A little over a month ago, this country celebrated the 50th anniversary of Brown v. Board of Education, the case that ushered in free and equal access to education for children regardless of race or ethnicity, and that signaled the Supreme Court's desire to truly leave no child behind. But the experience of a half-century since finds Brown's promise of improved educational opportunity as painfully out of reach as ever for our most disadvantaged children. Nowhere is this more brutally apparent than in the crisis afflicting high-poverty school systems, where African American males are now more likely to end up in jail or in prison than in college.

Politicians and policymakers rarely note, at least in public, the obvious connection between the failure of our educational system and the burgeoning minority prison population. But it is a connection that demands our urgent attention if we are to have any hope of transforming our communities into places where all of us enjoy full and fair opportunities to advance in, and contribute to, society rather than becoming institutionalized in correctional facilities.

Increasingly, states across the country are making correctional facilities a higher spending priority than public and secondary education, according to the Justice Policy Institute. In California, correctional officials reportedly look to the percentage of children who never make it past the fourth-grade reading level to help them gauge the number of future prison beds to fund. This report is all the more jarring when viewed against recent studies such as one from Virginia that found more than half of all incarcerated African American children fail to read, write or do math beyond the sixth-grade level. Nearly 40 percent of these children had learning disabilities, and fewer than 10 percent had regularly attended school in the year prior to their incarceration.

Virginia, which is 12th among the states in per capita income, ranks third among all the states in spending on corrections, and 43rd in state spending on public education.

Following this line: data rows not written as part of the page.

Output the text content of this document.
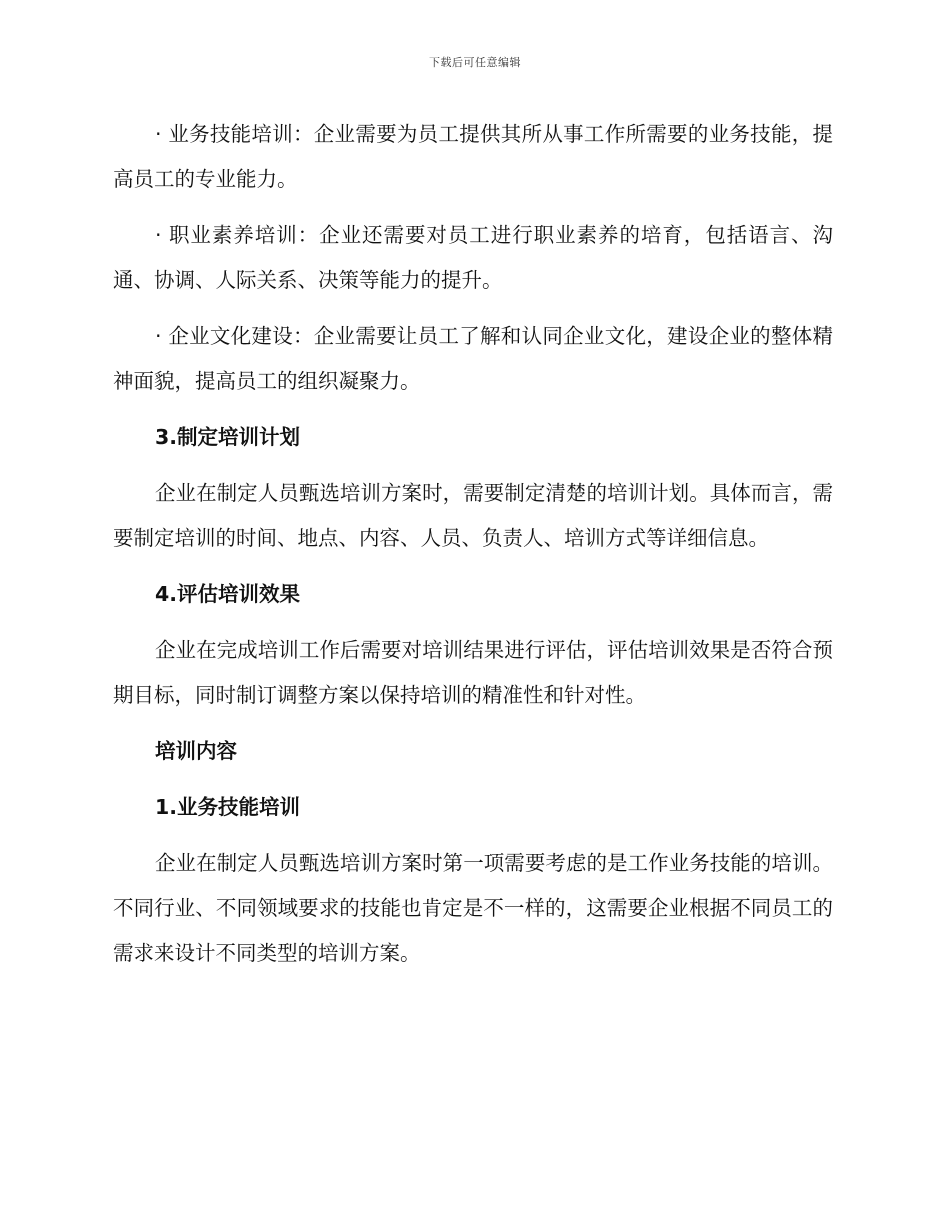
下载后可任意编辑

· 业务技能培训：企业需要为员工提供其所从事工作所需要的业务技能，提高员工的专业能力。

· 职业素养培训：企业还需要对员工进行职业素养的培育，包括语言、沟通、协调、人际关系、决策等能力的提升。

· 企业文化建设：企业需要让员工了解和认同企业文化，建设企业的整体精神面貌，提高员工的组织凝聚力。

3.制定培训计划

企业在制定人员甄选培训方案时，需要制定清楚的培训计划。具体而言，需要制定培训的时间、地点、内容、人员、负责人、培训方式等详细信息。

4.评估培训效果

企业在完成培训工作后需要对培训结果进行评估，评估培训效果是否符合预期目标，同时制订调整方案以保持培训的精准性和针对性。

培训内容

1.业务技能培训

企业在制定人员甄选培训方案时第一项需要考虑的是工作业务技能的培训。不同行业、不同领域要求的技能也肯定是不一样的，这需要企业根据不同员工的需求来设计不同类型的培训方案。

While the state government in Virginia spends upward of $70,000 per year to incarcerate each child in a juvenile prison, it contributes only about $3,400 to provide for the education of that same child.

According to reports released by the Virginia General Assembly's research division, 50 years after Brown, poverty and race are the single most accurate predictors of the quality and experience of teachers in the classroom, and the resulting student failure to succeed. Although the state government did raise education spending this year, the bulk of it will be devoted to merely addressing the rising cost of education, not to providing new programs for vulnerable children. State officials also made sure to allocate money for new prisons, ensuring that the commonwealth's out-of-balance spending priorities will remain a self-fulfilling prophecy on where these children will land.

Similarly, California ranks 48th in the nation on per-pupil spending and spends $80,000 a year on each juvenile housed in the California Youth Authority (CYA). More than 70 percent of young people in juvenile court in 2002 were members of minority groups. While less than 16 percent of juveniles arrested for delinquent acts in California are African American, almost 25 percent of those detained in a secure facility are. CYA young people are at least three times as likely as those in the general population to require special education services.

The Los Angeles Times recently noted that California's budget for its corrections system has risen dramatically over the past 10 years, while recidivism rates have worsened during the same period. Not only do we spend more to imprison, we spend less to fund alternatives to prison that are more productive and less costly. For those who waste years of life in prison, we pay a price tag of many millions. With a significant fraction of that cost, we could educate and employ many of those same people. The question must be faced: Are we really leaving no children behind, or are we simply putting them out of sight and, sadly, out of mind?

Andrew Block is legal director of the JustChildren Program at the Legal Aid Justice Center in Charlottesville. Virginia Weisz is directing attorney of the Children's Rights Project of the Los Angeles Public Counsel.